2. Navigasi area abu-abu dengan hikmat
Mintalah hikmat Tuhan (Yakobus 1:5), minta nasihat dari pemimpin rohani, dan evaluasi dampak keputusan kita terhadap orang lain.
3. Jangan hanya bertanya “boleh atau tidak?” tapi “bijak atau tidak?”
Pertimbangkan motivasi hati, tujuan Tuhan, dan kasih kepada sesama dalam setiap keputusan.

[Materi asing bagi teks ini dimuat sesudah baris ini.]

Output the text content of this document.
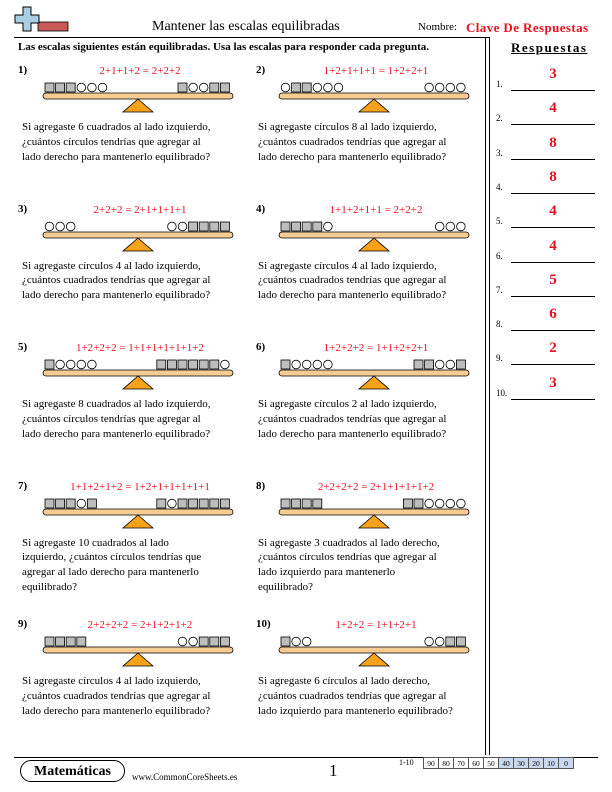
Mantener las escalas equilibradas	Nombre: Clave De Respuestas
Las escalas siguientes están equilibradas. Usa las escalas para responder cada pregunta.	Respuestas
1.
3
2.
4
3.
8
4.
8
5.
4
6.
4
7.
5
8.
6
9.
2
10.
3
1)	2+1+1+2 = 2+2+2
Si agregaste 6 cuadrados al lado izquierdo,
¿cuántos círculos tendrías que agregar al
lado derecho para mantenerlo equilibrado?
2)	1+2+1+1+1 = 1+2+2+1
Si agregaste círculos 8 al lado izquierdo,
¿cuántos cuadrados tendrías que agregar al
lado derecho para mantenerlo equilibrado?
3)	2+2+2 = 2+1+1+1+1
Si agregaste círculos 4 al lado izquierdo,
¿cuántos cuadrados tendrías que agregar al
lado derecho para mantenerlo equilibrado?
4)	1+1+2+1+1 = 2+2+2
Si agregaste círculos 4 al lado izquierdo,
¿cuántos cuadrados tendrías que agregar al
lado derecho para mantenerlo equilibrado?
5)	1+2+2+2 = 1+1+1+1+1+1+2
Si agregaste 8 cuadrados al lado izquierdo,
¿cuántos círculos tendrías que agregar al
lado derecho para mantenerlo equilibrado?
6)	1+2+2+2 = 1+1+2+2+1
Si agregaste círculos 2 al lado izquierdo,
¿cuántos cuadrados tendrías que agregar al
lado derecho para mantenerlo equilibrado?
7)	1+1+2+1+2 = 1+2+1+1+1+1+1
Si agregaste 10 cuadrados al lado
izquierdo, ¿cuántos círculos tendrías que
agregar al lado derecho para mantenerlo
equilibrado?
8)	2+2+2+2 = 2+1+1+1+1+2
Si agregaste 3 cuadrados al lado derecho,
¿cuántos círculos tendrías que agregar al
lado izquierdo para mantenerlo
equilibrado?
9)	2+2+2+2 = 2+1+2+1+2
Si agregaste círculos 4 al lado izquierdo,
¿cuántos cuadrados tendrías que agregar al
lado derecho para mantenerlo equilibrado?
10)	1+2+2 = 1+1+2+1
Si agregaste 6 círculos al lado derecho,
¿cuántos cuadrados tendrías que agregar al
lado izquierdo para mantenerlo equilibrado?
Matemáticas	www.CommonCoreSheets.es	1	1-10	90	80	70	60	50	40	30	20	10	0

Alkitab penuh dengan aturan dan prinsip. Tapi Tuhan tidak pernah memisahkan kebenaran dari kasih, atau ketaatan dari relasi. Dia memanggil kita bukan hanya untuk taat secara mekanis, tetapi untuk mengenal hati-Nya dan menjadi serupa dengan Kristus.
“Kebebasan sejati bukan saat kita bisa melakukan apa pun yang kita mau,
tapi saat kita memilih melakukan apa yang benar—bahkan saat kita punya pilihan.” — Ps. Jeffrey Rachmat
Ingat: Dalam komunitas yang sehat dan dalam hubungan yang intim dengan Tuhan, kita bertumbuh dari sekadar penurut menjadi pribadi yang bijak—yang mampu menangkap isi hati Allah dan menghidupinya dalam setiap dimensi hidup.
Kesimpulan: Walk with God, Work with Wisdom
Hidup dengan Nilai-Nilai Kerajaan
Di tengah dunia yang mengejar hasil instan, ukuran materi, dan validasi eksternal, Tuhan memanggil kita untuk hidup dengan nilai-nilai Kerajaan-Nya—yang dalam, tahan uji, dan berdampak kekal. Melalui delapan prinsip ini, kita belajar bahwa berkat Tuhan bukan hanya soal uang, tapi tentang karakter, visi, relasi, dan hikmat yang dibangun dari dalam ke luar.
Tuhan tidak hanya ingin kita sukses menurut ukuran dunia, tetapi berbuah dan berakar dalam kehendak-Nya. Itu dimulai dari rumah, dijalankan dengan iman, dibentuk melalui komunitas, dan dimanifestasikan dalam kreativitas serta integritas yang lahir dari hubungan kita dengan Dia.
“Kalau hidupmu dibangun di atas nilai, hasil akan mengikuti. Tapi kalau hidupmu hanya kejar hasil, nilai akan dikorbankan.” — Ps. Jeffrey Rachmat
Kiranya kita semua menjadi pelaku bisnis, profesional, dan pemimpin yang bukan hanya mencari untung, tetapi juga membawa terang—bukan hanya produktif, tapi menjadi saksi.
Sebab dunia tidak hanya butuh lebih banyak orang kaya—dunia butuh lebih banyak orang benar yang diberkati dan membawa berkat.
“Kamu adalah terang dunia… biarlah terangmu bercahaya.” — Matius 5:14,16
Walk with God. Work with wisdom. Live with purpose.